Egemenliklerindeki halklara hoşgörülü davrandıklarından dolayı onların da desteklerini alan Türkler, Çin’e sürekli olarak seferler düzenlediler. Çin, Türkleri ve Moğollar gibi bölgedeki diğer boyları engellemek için görkemli Çin Seddine ilaveler inşa etti. Halbuki o dönemde dahi Çin nüfusu, Türkler ve diğer milletlerin toplamının belki de on-onbeş katı kadar fazla idi. Ancak Çin Seddine yapılan ilaveler bile, Türkleri engelleyemedi. M.Ö. 150 yıllarında Mete’nin torunu Kun-Sin (M.Ö.160-126) döneminde Türklerin, Çin’in o dönemdeki başkentleri olan Çang-an’a girmelerine engel olamadı.

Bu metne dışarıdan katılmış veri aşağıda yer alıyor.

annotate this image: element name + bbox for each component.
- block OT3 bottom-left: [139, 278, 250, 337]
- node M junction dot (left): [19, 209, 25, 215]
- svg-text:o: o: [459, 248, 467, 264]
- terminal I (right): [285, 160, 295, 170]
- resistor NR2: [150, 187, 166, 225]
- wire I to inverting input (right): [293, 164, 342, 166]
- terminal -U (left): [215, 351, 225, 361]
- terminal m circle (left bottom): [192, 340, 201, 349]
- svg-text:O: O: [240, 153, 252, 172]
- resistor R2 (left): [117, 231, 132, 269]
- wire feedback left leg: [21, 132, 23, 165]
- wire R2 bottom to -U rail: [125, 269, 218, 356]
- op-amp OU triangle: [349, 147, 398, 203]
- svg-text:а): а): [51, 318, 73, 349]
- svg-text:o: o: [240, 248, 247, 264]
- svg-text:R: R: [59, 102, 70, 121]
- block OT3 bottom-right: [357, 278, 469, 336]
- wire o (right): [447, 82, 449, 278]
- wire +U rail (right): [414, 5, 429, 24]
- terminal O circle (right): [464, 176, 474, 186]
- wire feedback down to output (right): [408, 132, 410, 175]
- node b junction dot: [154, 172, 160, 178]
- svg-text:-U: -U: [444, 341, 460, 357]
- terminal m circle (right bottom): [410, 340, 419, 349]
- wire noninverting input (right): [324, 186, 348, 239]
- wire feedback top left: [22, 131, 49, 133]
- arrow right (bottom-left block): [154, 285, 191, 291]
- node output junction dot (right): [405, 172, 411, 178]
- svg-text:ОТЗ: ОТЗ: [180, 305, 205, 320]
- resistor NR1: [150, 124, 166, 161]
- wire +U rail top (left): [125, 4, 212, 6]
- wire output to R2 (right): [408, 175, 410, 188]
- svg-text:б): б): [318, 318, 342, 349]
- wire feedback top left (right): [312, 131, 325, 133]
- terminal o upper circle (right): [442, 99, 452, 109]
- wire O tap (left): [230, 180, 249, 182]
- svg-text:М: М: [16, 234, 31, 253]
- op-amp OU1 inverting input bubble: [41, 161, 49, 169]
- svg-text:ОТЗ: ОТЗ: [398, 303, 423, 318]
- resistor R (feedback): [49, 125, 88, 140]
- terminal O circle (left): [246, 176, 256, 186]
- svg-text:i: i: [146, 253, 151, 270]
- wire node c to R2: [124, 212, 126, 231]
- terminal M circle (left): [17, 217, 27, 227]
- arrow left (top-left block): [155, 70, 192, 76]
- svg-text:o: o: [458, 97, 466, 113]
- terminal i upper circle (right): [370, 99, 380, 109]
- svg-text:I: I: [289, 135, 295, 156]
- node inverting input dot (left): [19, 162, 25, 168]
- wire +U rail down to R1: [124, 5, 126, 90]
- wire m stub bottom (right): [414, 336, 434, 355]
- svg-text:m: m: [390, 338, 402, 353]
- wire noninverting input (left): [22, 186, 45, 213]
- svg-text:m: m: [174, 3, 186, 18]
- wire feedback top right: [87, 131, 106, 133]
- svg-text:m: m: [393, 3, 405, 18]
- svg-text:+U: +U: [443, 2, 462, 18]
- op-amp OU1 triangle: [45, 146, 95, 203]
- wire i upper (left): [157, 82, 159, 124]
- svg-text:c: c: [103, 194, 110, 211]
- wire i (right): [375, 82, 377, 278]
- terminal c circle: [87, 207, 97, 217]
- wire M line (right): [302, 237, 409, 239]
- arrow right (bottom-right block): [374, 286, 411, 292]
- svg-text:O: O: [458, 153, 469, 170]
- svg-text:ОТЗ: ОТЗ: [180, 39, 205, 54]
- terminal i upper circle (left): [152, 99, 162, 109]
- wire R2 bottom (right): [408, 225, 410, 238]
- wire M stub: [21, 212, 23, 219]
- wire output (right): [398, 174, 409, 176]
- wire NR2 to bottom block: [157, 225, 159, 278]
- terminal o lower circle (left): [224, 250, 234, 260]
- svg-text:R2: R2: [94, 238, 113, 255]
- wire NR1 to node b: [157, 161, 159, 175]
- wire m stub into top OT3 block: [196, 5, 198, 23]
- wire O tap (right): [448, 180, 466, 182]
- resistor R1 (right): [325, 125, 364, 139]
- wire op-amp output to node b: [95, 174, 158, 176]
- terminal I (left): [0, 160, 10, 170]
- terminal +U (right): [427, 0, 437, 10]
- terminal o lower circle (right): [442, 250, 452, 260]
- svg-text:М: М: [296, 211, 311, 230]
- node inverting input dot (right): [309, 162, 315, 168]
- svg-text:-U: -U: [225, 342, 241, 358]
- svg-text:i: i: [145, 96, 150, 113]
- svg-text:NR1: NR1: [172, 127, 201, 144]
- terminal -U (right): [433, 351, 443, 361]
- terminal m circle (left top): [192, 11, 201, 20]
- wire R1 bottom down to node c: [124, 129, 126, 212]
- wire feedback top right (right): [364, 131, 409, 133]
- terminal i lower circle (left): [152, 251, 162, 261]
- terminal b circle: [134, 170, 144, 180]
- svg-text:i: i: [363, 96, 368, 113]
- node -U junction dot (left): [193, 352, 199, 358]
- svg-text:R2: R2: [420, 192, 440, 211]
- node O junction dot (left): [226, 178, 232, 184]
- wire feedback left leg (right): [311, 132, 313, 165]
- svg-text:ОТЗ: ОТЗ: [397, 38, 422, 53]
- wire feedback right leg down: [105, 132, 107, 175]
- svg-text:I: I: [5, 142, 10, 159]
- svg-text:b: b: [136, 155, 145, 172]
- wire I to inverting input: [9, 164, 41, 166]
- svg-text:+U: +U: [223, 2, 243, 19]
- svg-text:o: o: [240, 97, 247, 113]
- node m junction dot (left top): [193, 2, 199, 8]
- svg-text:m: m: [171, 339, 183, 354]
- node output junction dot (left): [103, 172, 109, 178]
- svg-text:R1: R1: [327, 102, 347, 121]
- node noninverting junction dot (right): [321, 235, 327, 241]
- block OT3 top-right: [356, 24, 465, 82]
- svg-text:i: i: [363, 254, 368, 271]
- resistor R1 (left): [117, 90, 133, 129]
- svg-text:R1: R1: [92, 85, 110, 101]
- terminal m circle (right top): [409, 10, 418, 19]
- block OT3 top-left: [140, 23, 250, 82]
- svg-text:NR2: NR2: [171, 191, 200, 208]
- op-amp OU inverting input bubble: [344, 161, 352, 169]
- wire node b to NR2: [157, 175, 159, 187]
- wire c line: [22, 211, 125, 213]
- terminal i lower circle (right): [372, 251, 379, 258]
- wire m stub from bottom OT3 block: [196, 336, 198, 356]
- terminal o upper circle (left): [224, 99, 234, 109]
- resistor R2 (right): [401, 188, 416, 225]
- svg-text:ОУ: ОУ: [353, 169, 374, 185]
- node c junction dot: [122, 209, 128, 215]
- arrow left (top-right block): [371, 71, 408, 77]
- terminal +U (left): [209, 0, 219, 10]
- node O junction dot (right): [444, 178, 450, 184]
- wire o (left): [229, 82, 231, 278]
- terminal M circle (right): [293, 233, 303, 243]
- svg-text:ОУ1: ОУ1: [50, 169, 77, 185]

Nüfuslarının çokluğuna ve yaptıkları harika Çin Seddine rağmen, çetin tabiat şartlarında yetişen çetin ceviz Türkleri yenemeyeceğini anlayan Çin, başka yollar aradı. Sonunda tarih boyunca uygulayacakları bir politika geliştirdiler. Bu politika; Türk yöneticiler arasında sürekli olarak kıskançlıklar yaratmaktı. İmparatorluk ailesi üyelerini birbirlerinin karşısına çıkarmaktı. İsyanları teşvik etmekti. Kısacası Türkler arasına ikilik sokmaya yönelikti. Türklerin savaşçılık yapılarının oluşmasında önemli etkisi olan ferdiyetçilik özellikleri, Çinlilerin bu politikalarında başarılı olmalarını sağladı. Aslında, Çin ve diğerlerinin böyle oyunlarına gelmek, Türkler için zafiyet belirtisi olarak görülebilir. Ancak bu zayıflık yalnız Türklerde görülmez. Dünyadaki bütün halklarda görülür. Türklerde ise bu zafiyet halktan ziyade, ileri gelenlerin bazılarında gözlenir. Bu nedenle etkisi kalıcı olmamıştır. Türkler tarihin her döneminde, kendilerini toparlamasını başarabilmişlerdir.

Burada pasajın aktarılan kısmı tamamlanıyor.